Built on a swamp, it swallows up 70 percent of the garbage produced by this huge metropolis of 11.8 million people. But the ground is unstable and shakes under the weight of the trucks that rumble through.

The dump's pending demise, repeatedly postponed and now slated for June 1, has left thousands of trash pickers -- called "catadores" -- wondering what will become of them.

Trash at the Jardim Gramacho landfill, the biggest in South America. ©AFP
Trash at the Jardim Gramacho landfill, the biggest in South America. ©AFP 

"The closure of the dump will have a very big impact on us since for many this was the only source of income," 32-year-old Ana Carla Nistaldo, who has spent half of her life in the nearby town of Gramacho, home to 20,000 people, told AFP. "What will happen to the families?"

"Catadores" run a myriad of risks to sift through refuse and separate out recyclable materials -- plastics, cans, paper or soda bottles -- and sell them either to middlemen or directly to one of 42 local recycling centers.

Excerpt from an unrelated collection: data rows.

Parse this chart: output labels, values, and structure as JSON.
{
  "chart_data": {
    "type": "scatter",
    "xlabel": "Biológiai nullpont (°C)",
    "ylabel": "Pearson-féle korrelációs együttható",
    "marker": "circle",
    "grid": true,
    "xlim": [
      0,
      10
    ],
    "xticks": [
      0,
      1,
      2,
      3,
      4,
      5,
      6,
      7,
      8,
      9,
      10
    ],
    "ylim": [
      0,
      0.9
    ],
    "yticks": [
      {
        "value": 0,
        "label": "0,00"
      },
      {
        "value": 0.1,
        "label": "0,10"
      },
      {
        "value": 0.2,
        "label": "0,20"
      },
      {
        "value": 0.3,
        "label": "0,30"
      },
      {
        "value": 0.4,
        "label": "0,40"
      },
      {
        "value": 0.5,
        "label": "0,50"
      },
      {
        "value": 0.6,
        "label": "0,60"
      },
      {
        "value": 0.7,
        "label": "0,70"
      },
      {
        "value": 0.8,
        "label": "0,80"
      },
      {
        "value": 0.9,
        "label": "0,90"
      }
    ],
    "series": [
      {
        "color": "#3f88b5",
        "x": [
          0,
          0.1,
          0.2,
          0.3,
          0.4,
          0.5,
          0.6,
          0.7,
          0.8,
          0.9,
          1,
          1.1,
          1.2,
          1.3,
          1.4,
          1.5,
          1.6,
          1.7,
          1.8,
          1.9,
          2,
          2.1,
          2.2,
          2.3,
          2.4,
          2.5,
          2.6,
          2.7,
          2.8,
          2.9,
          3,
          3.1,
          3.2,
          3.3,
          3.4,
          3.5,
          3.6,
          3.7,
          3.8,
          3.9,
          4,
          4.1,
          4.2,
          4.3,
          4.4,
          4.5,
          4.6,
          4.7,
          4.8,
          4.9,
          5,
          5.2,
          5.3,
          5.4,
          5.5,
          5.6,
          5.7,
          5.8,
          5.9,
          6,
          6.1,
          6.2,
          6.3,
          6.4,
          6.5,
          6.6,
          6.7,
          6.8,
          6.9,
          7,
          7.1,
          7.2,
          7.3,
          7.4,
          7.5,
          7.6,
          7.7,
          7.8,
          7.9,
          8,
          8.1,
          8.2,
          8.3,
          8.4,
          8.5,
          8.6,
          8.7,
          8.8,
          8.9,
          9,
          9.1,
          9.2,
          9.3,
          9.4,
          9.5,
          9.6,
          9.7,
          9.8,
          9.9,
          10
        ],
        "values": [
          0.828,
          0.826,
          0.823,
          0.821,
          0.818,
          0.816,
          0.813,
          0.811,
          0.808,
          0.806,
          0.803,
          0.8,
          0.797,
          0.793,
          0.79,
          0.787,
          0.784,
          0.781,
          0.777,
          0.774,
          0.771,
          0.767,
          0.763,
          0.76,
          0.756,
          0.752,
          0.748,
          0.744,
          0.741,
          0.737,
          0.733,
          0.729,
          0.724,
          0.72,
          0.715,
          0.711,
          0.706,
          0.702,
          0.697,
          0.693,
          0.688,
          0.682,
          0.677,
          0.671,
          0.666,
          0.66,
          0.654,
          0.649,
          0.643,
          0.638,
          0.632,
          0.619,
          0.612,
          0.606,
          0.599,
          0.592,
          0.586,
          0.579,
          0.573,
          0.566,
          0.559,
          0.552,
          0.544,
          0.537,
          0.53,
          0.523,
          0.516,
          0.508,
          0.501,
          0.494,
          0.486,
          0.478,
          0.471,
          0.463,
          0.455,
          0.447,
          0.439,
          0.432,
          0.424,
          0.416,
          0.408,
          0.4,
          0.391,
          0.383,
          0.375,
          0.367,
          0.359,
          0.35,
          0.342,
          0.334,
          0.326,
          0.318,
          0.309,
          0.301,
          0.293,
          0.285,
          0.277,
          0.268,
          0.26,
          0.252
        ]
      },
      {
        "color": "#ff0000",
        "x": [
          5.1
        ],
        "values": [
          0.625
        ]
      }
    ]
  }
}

They can make up to $45 a day in a country where the minimum monthly wage is $306. City officials say the trash-picking business has brought in a total of nearly $12 million since the dump was opened in 1976.

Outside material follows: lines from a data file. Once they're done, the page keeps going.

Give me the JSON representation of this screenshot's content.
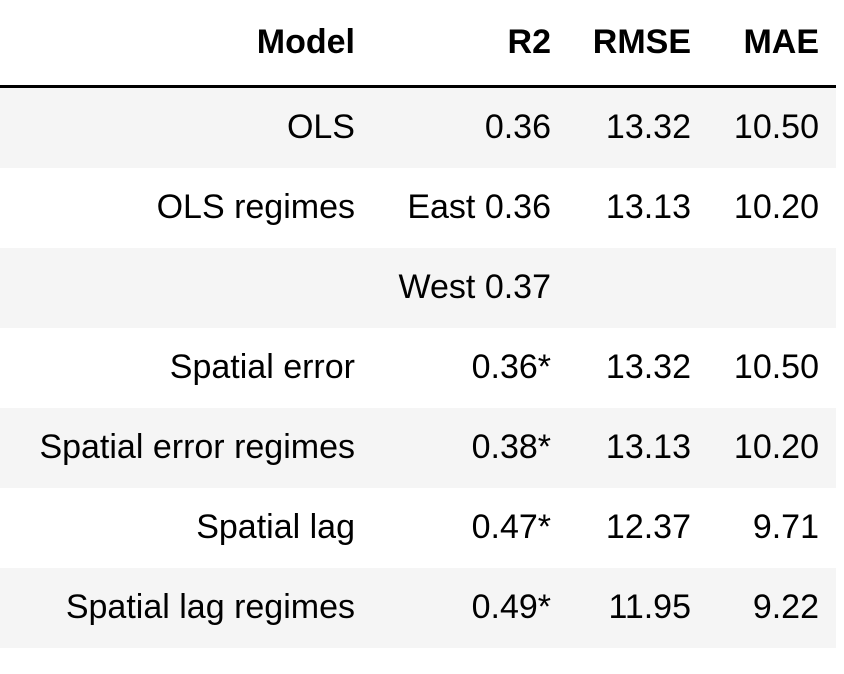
{
  "table": {
    "headers": {
      "model": "Model",
      "r2": "R2",
      "rmse": "RMSE",
      "mae": "MAE"
    },
    "rows": [
      {
        "model": "OLS",
        "r2": "0.36",
        "rmse": "13.32",
        "mae": "10.50"
      },
      {
        "model": "OLS regimes",
        "r2": "East 0.36",
        "rmse": "13.13",
        "mae": "10.20"
      },
      {
        "model": "",
        "r2": "West 0.37",
        "rmse": "",
        "mae": ""
      },
      {
        "model": "Spatial error",
        "r2": "0.36*",
        "rmse": "13.32",
        "mae": "10.50"
      },
      {
        "model": "Spatial error regimes",
        "r2": "0.38*",
        "rmse": "13.13",
        "mae": "10.20"
      },
      {
        "model": "Spatial lag",
        "r2": "0.47*",
        "rmse": "12.37",
        "mae": "9.71"
      },
      {
        "model": "Spatial lag regimes",
        "r2": "0.49*",
        "rmse": "11.95",
        "mae": "9.22"
      }
    ]
  }
}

"It is better to be a 'catador' in a dump than to be a thief to earn a living," said 57-year-old Giova Correia dos Santos. "I earn clean and honest money."

Authorities had initially tried and failed to shut down Gramacho in 2004, when it was taking in some 8,000 tons of trash a day, after a series of leaks.

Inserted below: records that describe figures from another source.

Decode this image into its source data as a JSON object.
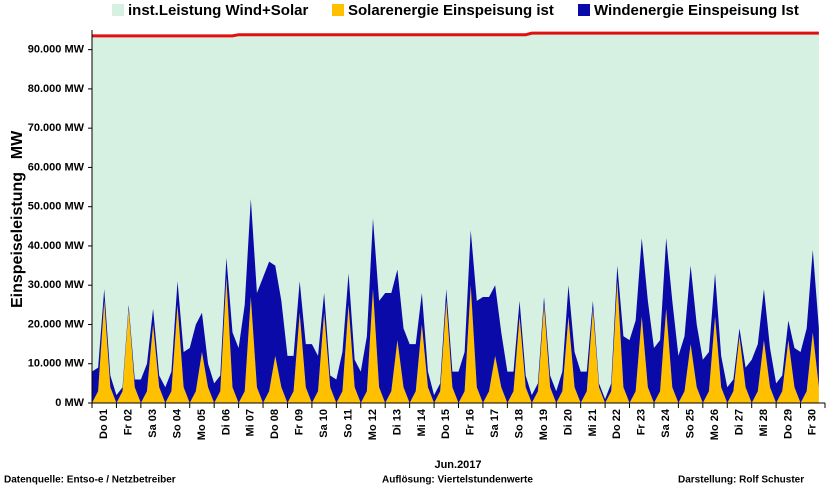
{
  "chart_data": {
    "type": "stacked-area",
    "y_label": "Einspeiseleistung",
    "y_unit": "MW",
    "x_label": "Jun.2017",
    "footer": {
      "source": "Datenquelle:  Entso-e  / Netzbetreiber",
      "resolution": "Auflösung: Viertelstundenwerte",
      "author": "Darstellung: Rolf Schuster"
    },
    "ylim": [
      0,
      95000
    ],
    "yticks": [
      {
        "value": 0,
        "label": "0 MW"
      },
      {
        "value": 10000,
        "label": "10.000 MW"
      },
      {
        "value": 20000,
        "label": "20.000 MW"
      },
      {
        "value": 30000,
        "label": "30.000 MW"
      },
      {
        "value": 40000,
        "label": "40.000 MW"
      },
      {
        "value": 50000,
        "label": "50.000 MW"
      },
      {
        "value": 60000,
        "label": "60.000 MW"
      },
      {
        "value": 70000,
        "label": "70.000 MW"
      },
      {
        "value": 80000,
        "label": "80.000 MW"
      },
      {
        "value": 90000,
        "label": "90.000 MW"
      }
    ],
    "categories": [
      "Do 01",
      null,
      null,
      null,
      "Fr 02",
      null,
      null,
      null,
      "Sa 03",
      null,
      null,
      null,
      "So 04",
      null,
      null,
      null,
      "Mo 05",
      null,
      null,
      null,
      "Di 06",
      null,
      null,
      null,
      "Mi 07",
      null,
      null,
      null,
      "Do 08",
      null,
      null,
      null,
      "Fr 09",
      null,
      null,
      null,
      "Sa 10",
      null,
      null,
      null,
      "So 11",
      null,
      null,
      null,
      "Mo 12",
      null,
      null,
      null,
      "Di 13",
      null,
      null,
      null,
      "Mi 14",
      null,
      null,
      null,
      "Do 15",
      null,
      null,
      null,
      "Fr 16",
      null,
      null,
      null,
      "Sa 17",
      null,
      null,
      null,
      "So 18",
      null,
      null,
      null,
      "Mo 19",
      null,
      null,
      null,
      "Di 20",
      null,
      null,
      null,
      "Mi 21",
      null,
      null,
      null,
      "Do 22",
      null,
      null,
      null,
      "Fr 23",
      null,
      null,
      null,
      "Sa 24",
      null,
      null,
      null,
      "So 25",
      null,
      null,
      null,
      "Mo 26",
      null,
      null,
      null,
      "Di 27",
      null,
      null,
      null,
      "Mi 28",
      null,
      null,
      null,
      "Do 29",
      null,
      null,
      null,
      "Fr 30",
      null,
      null,
      null
    ],
    "series": [
      {
        "name": "inst.Leistung Wind+Solar",
        "color": "#d6f1e2",
        "line_color": "#e01010",
        "stack": false,
        "values": [
          93500,
          93500,
          93500,
          93500,
          93500,
          93500,
          93500,
          93500,
          93500,
          93500,
          93500,
          93500,
          93500,
          93500,
          93500,
          93500,
          93500,
          93500,
          93500,
          93500,
          93500,
          93500,
          93500,
          93500,
          93800,
          93800,
          93800,
          93800,
          93800,
          93800,
          93800,
          93800,
          93800,
          93800,
          93800,
          93800,
          93800,
          93800,
          93800,
          93800,
          93800,
          93800,
          93800,
          93800,
          93800,
          93800,
          93800,
          93800,
          93800,
          93800,
          93800,
          93800,
          93800,
          93800,
          93800,
          93800,
          93800,
          93800,
          93800,
          93800,
          93800,
          93800,
          93800,
          93800,
          93800,
          93800,
          93800,
          93800,
          93800,
          93800,
          93800,
          93800,
          94200,
          94200,
          94200,
          94200,
          94200,
          94200,
          94200,
          94200,
          94200,
          94200,
          94200,
          94200,
          94200,
          94200,
          94200,
          94200,
          94200,
          94200,
          94200,
          94200,
          94200,
          94200,
          94200,
          94200,
          94200,
          94200,
          94200,
          94200,
          94200,
          94200,
          94200,
          94200,
          94200,
          94200,
          94200,
          94200,
          94200,
          94200,
          94200,
          94200,
          94200,
          94200,
          94200,
          94200,
          94200,
          94200,
          94200,
          94200
        ]
      },
      {
        "name": "Solarenergie Einspeisung ist",
        "color": "#ffc000",
        "stack": true,
        "values": [
          0,
          3000,
          26000,
          4000,
          0,
          3000,
          24000,
          4000,
          0,
          3000,
          20000,
          4000,
          0,
          3000,
          25000,
          4000,
          0,
          3000,
          13000,
          4000,
          0,
          3000,
          32000,
          4000,
          0,
          3000,
          27000,
          4000,
          0,
          3000,
          12000,
          4000,
          0,
          3000,
          23000,
          4000,
          0,
          3000,
          23000,
          4000,
          0,
          3000,
          25000,
          4000,
          0,
          3000,
          29000,
          4000,
          0,
          3000,
          16000,
          4000,
          0,
          3000,
          20000,
          4000,
          0,
          3000,
          26000,
          4000,
          0,
          3000,
          30000,
          4000,
          0,
          3000,
          12000,
          4000,
          0,
          3000,
          22000,
          4000,
          0,
          3000,
          25000,
          4000,
          0,
          3000,
          22000,
          4000,
          0,
          3000,
          24000,
          4000,
          0,
          3000,
          31000,
          4000,
          0,
          3000,
          22000,
          4000,
          0,
          3000,
          24000,
          4000,
          0,
          3000,
          15000,
          4000,
          0,
          3000,
          22000,
          4000,
          0,
          3000,
          17000,
          4000,
          0,
          3000,
          16000,
          4000,
          0,
          3000,
          16000,
          4000,
          0,
          3000,
          18000,
          4000
        ]
      },
      {
        "name": "Windenergie Einspeisung Ist",
        "color": "#0a0aa8",
        "stack": true,
        "values": [
          8000,
          6000,
          3000,
          3000,
          2000,
          1000,
          1000,
          2000,
          6000,
          7000,
          4000,
          3000,
          4000,
          5000,
          6000,
          9000,
          14000,
          17000,
          10000,
          6000,
          5000,
          4000,
          5000,
          14000,
          14000,
          22000,
          25000,
          24000,
          32000,
          33000,
          23000,
          22000,
          12000,
          9000,
          8000,
          11000,
          15000,
          9000,
          5000,
          3000,
          6000,
          10000,
          8000,
          7000,
          8000,
          14000,
          18000,
          22000,
          28000,
          25000,
          18000,
          15000,
          15000,
          12000,
          8000,
          4000,
          2000,
          2000,
          3000,
          4000,
          8000,
          10000,
          14000,
          22000,
          27000,
          24000,
          18000,
          14000,
          8000,
          5000,
          4000,
          3000,
          2000,
          2000,
          2000,
          3000,
          3000,
          5000,
          8000,
          9000,
          8000,
          5000,
          2000,
          1000,
          1000,
          2000,
          4000,
          13000,
          16000,
          18000,
          20000,
          22000,
          14000,
          13000,
          18000,
          22000,
          12000,
          14000,
          20000,
          16000,
          11000,
          10000,
          11000,
          8000,
          4000,
          3000,
          2000,
          5000,
          11000,
          12000,
          13000,
          10000,
          5000,
          4000,
          5000,
          10000,
          13000,
          16000,
          21000,
          15000
        ]
      }
    ]
  }
}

-- 'My dreams are over' --

But when word spread that the dump was finally being closed next month, some 2,000 "catadores" banded together in protest to demand compensation. As a result, the city rewarded 1,600 of them with a $7,500 payoff.

A group of 'catadores' (scavengers) take a break at the Jardim Gramacho landfill. ©AFP
A group of 'catadores' (scavengers) take a break at the Jardim Gramacho landfill. ©AFP 

"To get $7,500 is nothing for those who have worked here all their lives," said Nistaldo, whose home boasts two television sets, a microwave and a DVD player.

"I raised my children with money from the garbage and they had everything they needed, she added.

Others are also at a loss on how to survive going forward.

"My dreams are over," echoed 34-year-old Valeria da Silva. "I have nothing left."

As of June, trash from Gramacho will now be transferred to another, privately-owned dump.

Another firm will handle methane gas from Gramacho, which over a 15-year period will earn some $232 million in carbon credits, according to city officials.

A group of 'catadores' (scavengers) dig through trash at the Jardim Gramacho landfill. ©AFP

A group of 'catadores' (scavengers) dig through trash at the Jardim Gramacho landfill. ©AFP 

Carbon credits -- one credit being equivalent to one metric ton of carbon dioxide -- is awarded to organizations or countries which have cut their greenhouse gas emissions below their set quota. These credits can then be used and traded on an international market.

Known as Rio+20, the June 20-22 UN summit is the fourth major meeting on sustainable development since 1972 and is expected to draw 115 world leaders and 50,000 participants. Topics to be discussed include food security, water access, energy and biodiversity.